What information did you have to consider as you decided if a news item was true or not? Where did this knowledge come from?
What argument does this app make for how you might determine fake news?
Make your own fake headline
Use Breakingnews247 or Breakyourownnews to write a fake news story about yourself to share on social media. Be creative but also try to twist or exaggerate something true about yourself so that people might comment on it on Facebook, Instagram, or Snapchat. Save these images to your desktop. If you’re feeling brave, share it on social media and see what your followers say.
Google Drive set up
We will be using Google Drive to share files and folders throughout this semester. Here’s how to use it.
Find your WRT student folder. It should include your last name, first name followed by “WRT” (i.e. “Luther, Jason [WRT]”). Click on it. This is the folder you will use to share work with me that is not on a public site; it saves us the trouble of using Blackboard and sending files via email.
Drag your fake news story to this folder.
WordPress
In the first unit, you will compose several multimedia blog posts in WordPress. Then, in the last unit, you’ll use WordPress to continue building a collaborate website originally started by my Fall 2017 classes, called The Future of Writing (Note: if you took Intro to Writing Arts with me in the fall, this is your chance to improve your skills with a platform that has built more than 20% of all websites.)

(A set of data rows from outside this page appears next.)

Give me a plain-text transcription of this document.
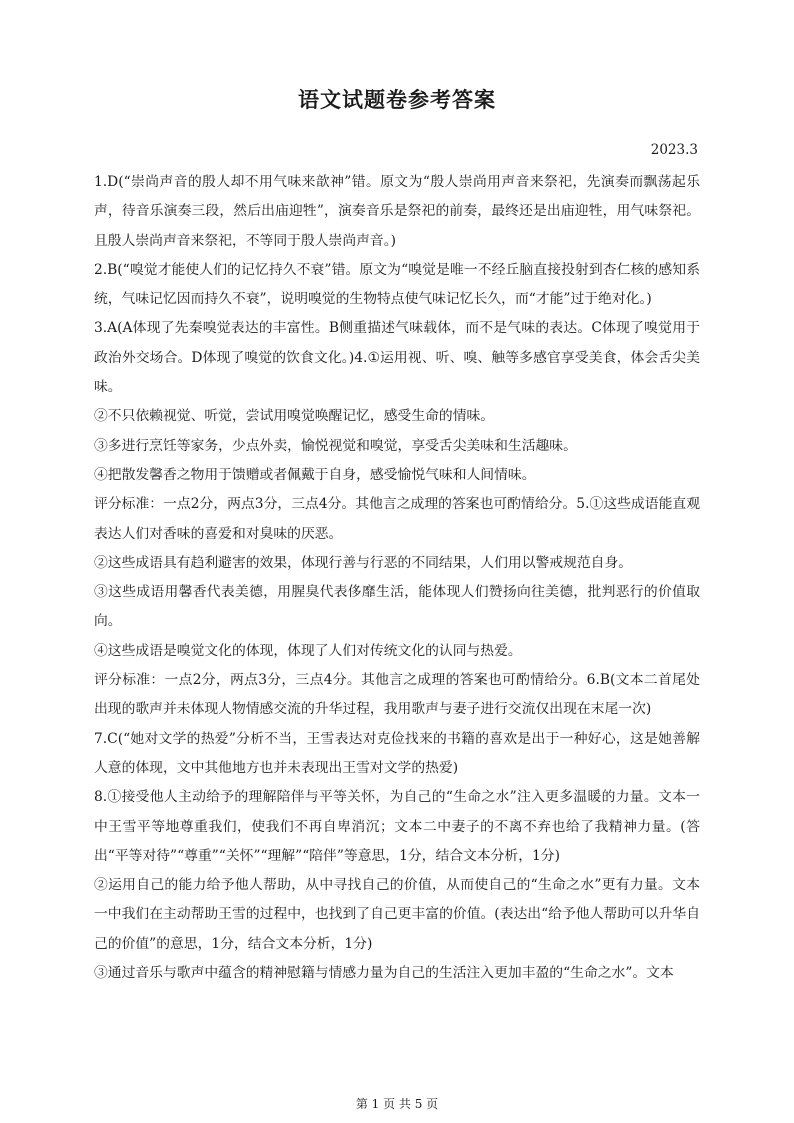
语文试题卷参考答案
2023.3

1.D(“崇尚声音的殷人却不用气味来歆神”错。原文为“殷人崇尚用声音来祭祀，先演奏而飘荡起乐声，待音乐演奏三段，然后出庙迎牲”，演奏音乐是祭祀的前奏，最终还是出庙迎牲，用气味祭祀。且殷人崇尚声音来祭祀，不等同于殷人崇尚声音。)

2.B(“嗅觉才能使人们的记忆持久不衰”错。原文为“嗅觉是唯一不经丘脑直接投射到杏仁核的感知系统，气味记忆因而持久不衰”，说明嗅觉的生物特点使气味记忆长久，而“才能”过于绝对化。)

3.A(A体现了先秦嗅觉表达的丰富性。B侧重描述气味载体，而不是气味的表达。C体现了嗅觉用于政治外交场合。D体现了嗅觉的饮食文化。)4.①运用视、听、嗅、触等多感官享受美食，体会舌尖美味。

②不只依赖视觉、听觉，尝试用嗅觉唤醒记忆，感受生命的情味。

③多进行烹饪等家务，少点外卖，愉悦视觉和嗅觉，享受舌尖美味和生活趣味。

④把散发馨香之物用于馈赠或者佩戴于自身，感受愉悦气味和人间情味。

评分标准：一点2分，两点3分，三点4分。其他言之成理的答案也可酌情给分。5.①这些成语能直观表达人们对香味的喜爱和对臭味的厌恶。

②这些成语具有趋利避害的效果，体现行善与行恶的不同结果，人们用以警戒规范自身。

③这些成语用馨香代表美德，用腥臭代表侈靡生活，能体现人们赞扬向往美德，批判恶行的价值取向。

④这些成语是嗅觉文化的体现，体现了人们对传统文化的认同与热爱。

评分标准：一点2分，两点3分，三点4分。其他言之成理的答案也可酌情给分。6.B(文本二首尾处出现的歌声并未体现人物情感交流的升华过程，我用歌声与妻子进行交流仅出现在末尾一次)

7.C(“她对文学的热爱”分析不当，王雪表达对克俭找来的书籍的喜欢是出于一种好心，这是她善解人意的体现，文中其他地方也并未表现出王雪对文学的热爱)

8.①接受他人主动给予的理解陪伴与平等关怀，为自己的“生命之水”注入更多温暖的力量。文本一中王雪平等地尊重我们，使我们不再自卑消沉；文本二中妻子的不离不弃也给了我精神力量。(答出“平等对待”“尊重”“关怀”“理解”“陪伴”等意思，1分，结合文本分析，1分)

②运用自己的能力给予他人帮助，从中寻找自己的价值，从而使自己的“生命之水”更有力量。文本一中我们在主动帮助王雪的过程中，也找到了自己更丰富的价值。(表达出“给予他人帮助可以升华自己的价值”的意思，1分，结合文本分析，1分)

③通过音乐与歌声中蕴含的精神慰籍与情感力量为自己的生活注入更加丰盈的“生命之水”。文本

第 1 页 共 5 页
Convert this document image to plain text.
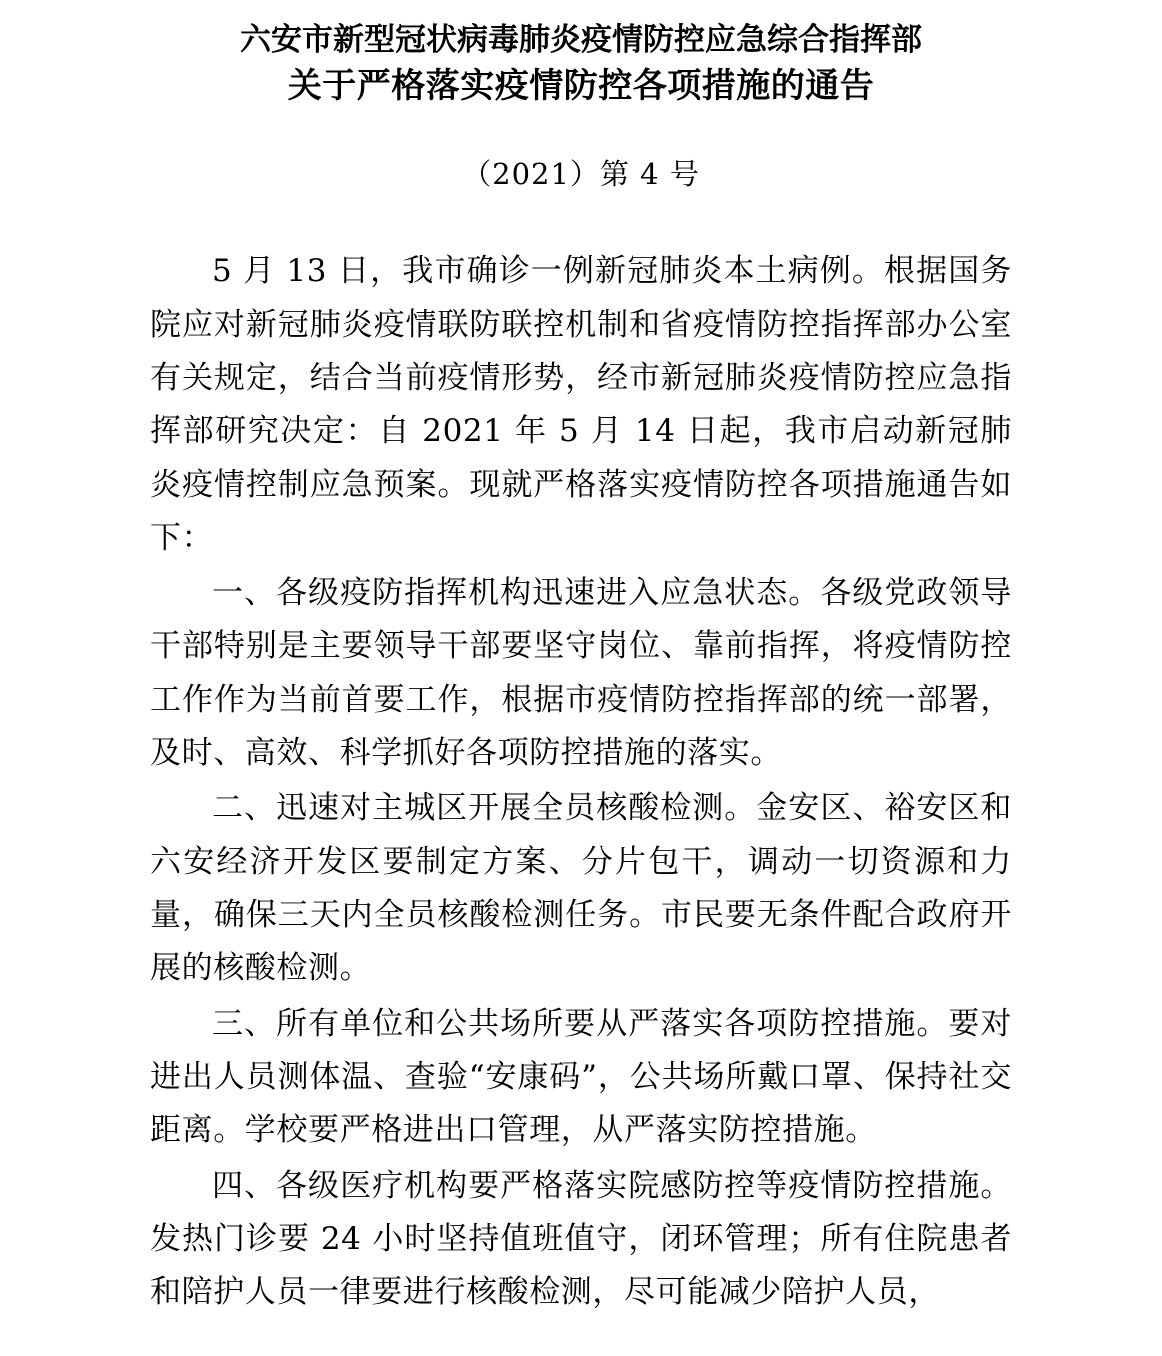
六安市新型冠状病毒肺炎疫情防控应急综合指挥部
关于严格落实疫情防控各项措施的通告
（2021）第 4 号

5 月 13 日，我市确诊一例新冠肺炎本土病例。根据国务院应对新冠肺炎疫情联防联控机制和省疫情防控指挥部办公室有关规定，结合当前疫情形势，经市新冠肺炎疫情防控应急指挥部研究决定：自 2021 年 5 月 14 日起，我市启动新冠肺炎疫情控制应急预案。现就严格落实疫情防控各项措施通告如下：

一、各级疫防指挥机构迅速进入应急状态。各级党政领导干部特别是主要领导干部要坚守岗位、靠前指挥，将疫情防控工作作为当前首要工作，根据市疫情防控指挥部的统一部署，及时、高效、科学抓好各项防控措施的落实。

二、迅速对主城区开展全员核酸检测。金安区、裕安区和六安经济开发区要制定方案、分片包干，调动一切资源和力量，确保三天内全员核酸检测任务。市民要无条件配合政府开展的核酸检测。

三、所有单位和公共场所要从严落实各项防控措施。要对进出人员测体温、查验“安康码”，公共场所戴口罩、保持社交距离。学校要严格进出口管理，从严落实防控措施。

四、各级医疗机构要严格落实院感防控等疫情防控措施。发热门诊要 24 小时坚持值班值守，闭环管理；所有住院患者和陪护人员一律要进行核酸检测，尽可能减少陪护人员，
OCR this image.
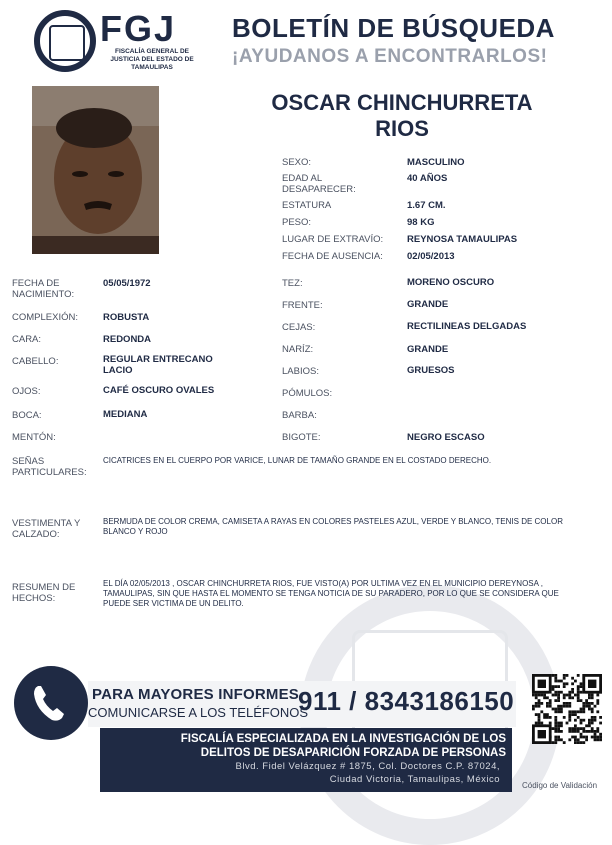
FGJ
FISCALÍA GENERAL DE JUSTICIA DEL ESTADO DE TAMAULIPAS
BOLETÍN DE BÚSQUEDA
¡AYUDANOS A ENCONTRARLOS!
OSCAR CHINCHURRETA
RIOS
SEXO:	MASCULINO
EDAD AL DESAPARECER:
40 AÑOS
ESTATURA	1.67 CM.
PESO:	98 KG
LUGAR DE EXTRAVÍO:	REYNOSA TAMAULIPAS
FECHA DE AUSENCIA:	02/05/2013
FECHA DE NACIMIENTO:
05/05/1972
COMPLEXIÓN:	ROBUSTA
CARA:	REDONDA
CABELLO:	REGULAR ENTRECANO LACIO
OJOS:	CAFÉ OSCURO OVALES
BOCA:	MEDIANA
MENTÓN:
TEZ:	MORENO OSCURO
FRENTE:	GRANDE
CEJAS:	RECTILINEAS DELGADAS
NARÍZ:	GRANDE
LABIOS:	GRUESOS
PÓMULOS:
BARBA:
BIGOTE:	NEGRO ESCASO
SEÑAS PARTICULARES:
CICATRICES EN EL CUERPO POR VARICE, LUNAR DE TAMAÑO GRANDE EN EL COSTADO DERECHO.
VESTIMENTA Y CALZADO:
BERMUDA DE COLOR CREMA, CAMISETA A RAYAS EN COLORES PASTELES AZUL, VERDE Y BLANCO, TENIS DE COLOR BLANCO Y ROJO
RESUMEN DE HECHOS:
EL DÍA 02/05/2013 , OSCAR CHINCHURRETA RIOS, FUE VISTO(A) POR ULTIMA VEZ EN EL MUNICIPIO DEREYNOSA , TAMAULIPAS, SIN QUE HASTA EL MOMENTO SE TENGA NOTICIA DE SU PARADERO, POR LO QUE SE CONSIDERA QUE PUEDE SER VICTIMA DE UN DELITO.
PARA MAYORES INFORMES,
COMUNICARSE A LOS TELÉFONOS
911 / 8343186150
FISCALÍA ESPECIALIZADA EN LA INVESTIGACIÓN DE LOS
DELITOS DE DESAPARICIÓN FORZADA DE PERSONAS
Blvd. Fidel Velázquez # 1875, Col. Doctores C.P. 87024,
Ciudad Victoria, Tamaulipas, México
Código de Validación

In class, I’ll show you how to build your own site. However, one of the consistently great resources you can use this semester is Lynda.com, a high-quality, video-based tutorial site that Rowan pays a hefty fee to subscribe to. The fact that you can have a free account to Lynda is a real perk of being a college student here. Here’s how to use it:
First, make an account at Lynda.com using your Rowan credentials.
Once you’re in, you can search for different videos, courses, and other content. I’ll show you this today. If you are new to WordPress, or want a refresher, I suggest using the “WordPress.com Essential Training” course.